The real puzzle is why it took so long.
http://www.nintendoworldreport.com/blog/32212
Staring down a heap of puzzles is a new experience for me—the last matchstick puzzle I bested was a barside distraction in Hotel Dusk.
So it's with some hesitance that I enter the Professor Layton series with the latest entry (and the first on 3DS), Professor Layton and the Miracle Mask.
I've meant to jump into the steady stream of Layton games since the beginning (2008's Professor Layton and the Curious Village). I don't know what went wrong, but here we are, over four years later, with me not having touched a single one.
I actually thought last year's Last Specter would break the streak: in addition to the standard Layton package, it included Layton's London Life, a simple, Animal Crossing-esque RPG with a Mother 3 aesthetic, co-developed by Brownie Brown. It seemed like a whole lot of a good thing. Perhaps too much, as it turned out—I never found the time for it, and so the Layton train rumbled by for yet another year. But now I'm making amends, and jumping on with Miracle Mask.

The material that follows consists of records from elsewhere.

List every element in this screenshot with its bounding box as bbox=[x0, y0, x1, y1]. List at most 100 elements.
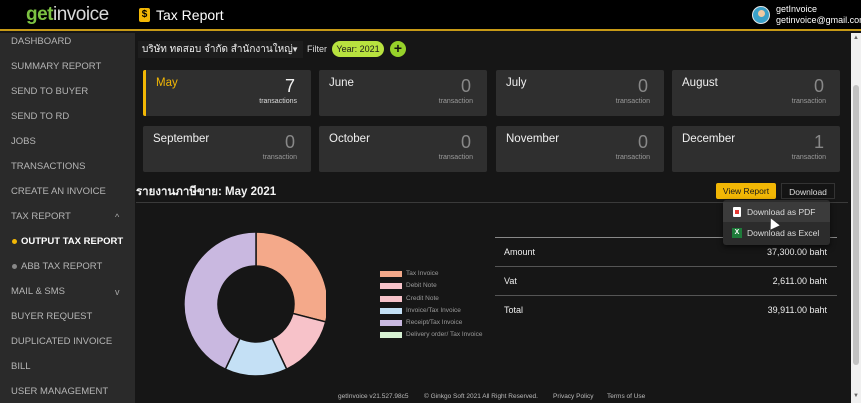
legend-item[interactable]: Delivery order/ Tax Invoice bbox=[380, 331, 482, 343]
legend-item[interactable]: Credit Note bbox=[380, 295, 482, 307]
legend-label: Delivery order/ Tax Invoice bbox=[406, 331, 483, 339]
transaction-unit: transaction bbox=[262, 154, 297, 161]
sidebar-item-label: SEND TO BUYER bbox=[11, 86, 89, 97]
summary-row-vat: Vat 2,611.00 baht bbox=[495, 266, 837, 295]
sidebar-item-user-management[interactable]: USER MANAGEMENT bbox=[0, 385, 135, 403]
summary-value: 39,911.00 baht bbox=[767, 305, 827, 315]
vertical-scrollbar[interactable]: ▲ ▼ bbox=[851, 33, 861, 403]
legend-swatch bbox=[380, 271, 402, 277]
legend-swatch bbox=[380, 332, 402, 339]
month-card-september[interactable]: September 0 transaction bbox=[143, 126, 311, 172]
month-card-december[interactable]: December 1 transaction bbox=[672, 126, 840, 172]
company-select[interactable]: บริษัท ทดสอบ จำกัด สำนักงานใหญ่ ▼ bbox=[138, 41, 303, 58]
copyright-text: © Ginkgo Soft 2021 All Right Reserved. bbox=[424, 393, 538, 400]
user-email[interactable]: getinvoice@gmail.com bbox=[776, 15, 861, 25]
scrollbar-thumb[interactable] bbox=[853, 85, 859, 365]
month-card-august[interactable]: August 0 transaction bbox=[672, 70, 840, 116]
dot-icon bbox=[12, 264, 17, 269]
month-card-october[interactable]: October 0 transaction bbox=[319, 126, 487, 172]
active-dot-icon bbox=[12, 239, 17, 244]
page-title: Tax Report bbox=[156, 7, 224, 23]
sidebar-item-duplicated-invoice[interactable]: DUPLICATED INVOICE bbox=[0, 335, 135, 360]
add-filter-button[interactable]: + bbox=[390, 41, 406, 57]
sidebar-item-label: BUYER REQUEST bbox=[11, 311, 93, 322]
sidebar-item-send-to-buyer[interactable]: SEND TO BUYER bbox=[0, 85, 135, 110]
month-name: May bbox=[156, 77, 178, 89]
month-name: November bbox=[506, 133, 560, 145]
user-name[interactable]: getInvoice bbox=[776, 4, 817, 14]
legend-swatch bbox=[380, 320, 402, 327]
month-card-june[interactable]: June 0 transaction bbox=[319, 70, 487, 116]
sidebar-item-label: BILL bbox=[11, 361, 31, 372]
transaction-count: 0 bbox=[460, 132, 471, 152]
transaction-count: 0 bbox=[637, 132, 648, 152]
privacy-policy-link[interactable]: Privacy Policy bbox=[553, 393, 593, 400]
transaction-unit: transaction bbox=[791, 98, 826, 105]
legend-item[interactable]: Debit Note bbox=[380, 282, 482, 294]
year-filter-pill[interactable]: Year: 2021 bbox=[332, 41, 384, 57]
month-name: December bbox=[682, 133, 736, 145]
terms-of-use-link[interactable]: Terms of Use bbox=[607, 393, 645, 400]
legend-label: Invoice/Tax Invoice bbox=[406, 306, 461, 314]
transaction-unit: transaction bbox=[791, 154, 826, 161]
sidebar-item-tax-report[interactable]: TAX REPORT ^ bbox=[0, 210, 135, 235]
download-button[interactable]: Download bbox=[781, 183, 835, 199]
sidebar-item-create-invoice[interactable]: CREATE AN INVOICE bbox=[0, 185, 135, 210]
sidebar-item-label: CREATE AN INVOICE bbox=[11, 186, 106, 197]
transaction-count: 0 bbox=[637, 76, 648, 96]
sidebar-item-mail-sms[interactable]: MAIL & SMS v bbox=[0, 285, 135, 310]
donut-slice-tax-invoice[interactable] bbox=[255, 231, 326, 323]
sidebar-item-summary-report[interactable]: SUMMARY REPORT bbox=[0, 60, 135, 85]
scroll-up-arrow-icon[interactable]: ▲ bbox=[853, 35, 859, 41]
download-excel-label: Download as Excel bbox=[747, 228, 820, 238]
month-name: June bbox=[329, 77, 354, 89]
excel-file-icon: X bbox=[732, 228, 742, 238]
sidebar-item-abb-tax-report[interactable]: ABB TAX REPORT bbox=[0, 260, 135, 285]
transaction-count: 0 bbox=[284, 132, 295, 152]
scroll-down-arrow-icon[interactable]: ▼ bbox=[853, 393, 859, 399]
legend-label: Receipt/Tax Invoice bbox=[406, 319, 463, 327]
sidebar-item-label: TRANSACTIONS bbox=[11, 161, 86, 172]
logo-invoice-text: invoice bbox=[53, 4, 109, 25]
user-avatar[interactable] bbox=[752, 6, 770, 24]
month-name: July bbox=[506, 77, 527, 89]
sidebar-item-bill[interactable]: BILL bbox=[0, 360, 135, 385]
legend-swatch bbox=[380, 307, 402, 314]
sidebar-item-label: JOBS bbox=[11, 136, 36, 147]
summary-value: 37,300.00 baht bbox=[766, 247, 827, 257]
dollar-icon: $ bbox=[139, 8, 150, 22]
footer: getInvoice v21.527.98c5 © Ginkgo Soft 20… bbox=[135, 392, 861, 403]
report-title: รายงานภาษีขาย: May 2021 bbox=[136, 186, 277, 198]
legend-item[interactable]: Receipt/Tax Invoice bbox=[380, 319, 482, 331]
sidebar-item-jobs[interactable]: JOBS bbox=[0, 135, 135, 160]
sidebar-item-transactions[interactable]: TRANSACTIONS bbox=[0, 160, 135, 185]
transaction-count: 7 bbox=[284, 76, 295, 96]
sidebar-item-dashboard[interactable]: DASHBOARD bbox=[0, 35, 135, 60]
sidebar: DASHBOARD SUMMARY REPORT SEND TO BUYER S… bbox=[0, 33, 135, 403]
legend-label: Debit Note bbox=[406, 282, 437, 290]
legend-item[interactable]: Invoice/Tax Invoice bbox=[380, 307, 482, 319]
transaction-unit: transaction bbox=[615, 154, 650, 161]
summary-value: 2,611.00 baht bbox=[772, 276, 827, 286]
summary-label: Vat bbox=[504, 276, 517, 286]
chevron-up-icon: ^ bbox=[115, 212, 120, 222]
sidebar-item-output-tax-report[interactable]: OUTPUT TAX REPORT bbox=[0, 235, 135, 260]
view-report-button[interactable]: View Report bbox=[716, 183, 776, 199]
top-bar: getinvoice $ Tax Report getInvoice getin… bbox=[0, 0, 861, 31]
sidebar-item-buyer-request[interactable]: BUYER REQUEST bbox=[0, 310, 135, 335]
legend-label: Tax Invoice bbox=[406, 270, 439, 277]
sidebar-item-label: USER MANAGEMENT bbox=[11, 386, 109, 397]
summary-label: Amount bbox=[504, 247, 536, 257]
sidebar-item-send-to-rd[interactable]: SEND TO RD bbox=[0, 110, 135, 135]
month-card-may[interactable]: May 7 transactions bbox=[143, 70, 311, 116]
sidebar-item-label: TAX REPORT bbox=[11, 211, 71, 222]
month-name: August bbox=[682, 77, 718, 89]
summary-label: Total bbox=[504, 305, 524, 315]
app-logo[interactable]: getinvoice bbox=[26, 4, 109, 26]
month-card-november[interactable]: November 0 transaction bbox=[496, 126, 664, 172]
legend-item[interactable]: Tax Invoice bbox=[380, 270, 482, 282]
transaction-unit: transactions bbox=[259, 98, 297, 105]
tax-document-donut-chart bbox=[183, 231, 326, 377]
sidebar-item-label: DUPLICATED INVOICE bbox=[11, 336, 113, 347]
month-card-july[interactable]: July 0 transaction bbox=[496, 70, 664, 116]
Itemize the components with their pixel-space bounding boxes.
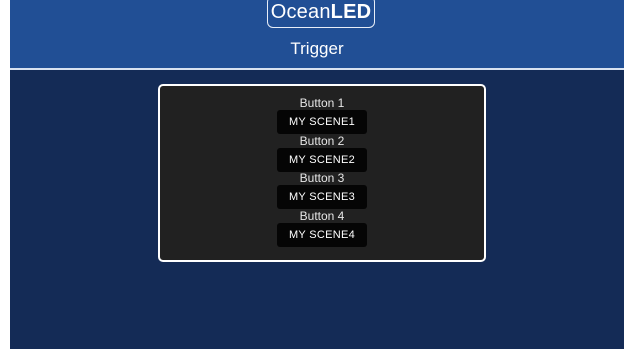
scene-button-4[interactable]: MY SCENE4 <box>277 223 367 247</box>
logo-text-led: LED <box>330 0 372 23</box>
trigger-label-4: Button 4 <box>299 209 345 223</box>
trigger-item-2: Button 2 MY SCENE2 <box>160 134 484 172</box>
trigger-item-4: Button 4 MY SCENE4 <box>160 209 484 247</box>
page-title: Trigger <box>290 39 344 58</box>
scene-button-1[interactable]: MY SCENE1 <box>277 110 367 134</box>
trigger-item-1: Button 1 MY SCENE1 <box>160 96 484 134</box>
logo-text-ocean: Ocean <box>270 0 331 23</box>
trigger-label-1: Button 1 <box>299 96 345 110</box>
trigger-label-2: Button 2 <box>299 134 345 148</box>
trigger-panel: Button 1 MY SCENE1 Button 2 MY SCENE2 Bu… <box>158 84 486 262</box>
scene-button-3[interactable]: MY SCENE3 <box>277 185 367 209</box>
trigger-item-3: Button 3 MY SCENE3 <box>160 171 484 209</box>
app-frame: Ocean LED Trigger Button 1 MY SCENE1 Butt… <box>10 0 624 349</box>
header-bar: Ocean LED Trigger <box>10 0 624 70</box>
trigger-label-3: Button 3 <box>299 171 345 185</box>
scene-button-2[interactable]: MY SCENE2 <box>277 148 367 172</box>
oceanled-logo: Ocean LED <box>267 0 375 28</box>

I'm excited, but do I have reason to worry as I finally break into the series? In all likelihood, no. I think I'm shrewd enough to unwind even the hottest riddle the game will throw at me.
But suppose it's the most aggressive Layton yet—maybe they've rounded the corner from innocent cleverness into pure bastardry? Let's look at the progression. It began, innocently enough, with just "curious," and a village, but accelerated into "diabolical," started unwinding the future, dealt with ghosts, and now messes with miracles. How will I fare? Only time—and maybe some hint coins—will tell.
Lend me your wisdom, Professor.
I'm looking forward to playing The Last Spectre, but am not quite ready to go back to the series. Lost Future was kind of a mind f***, but in the best way possible.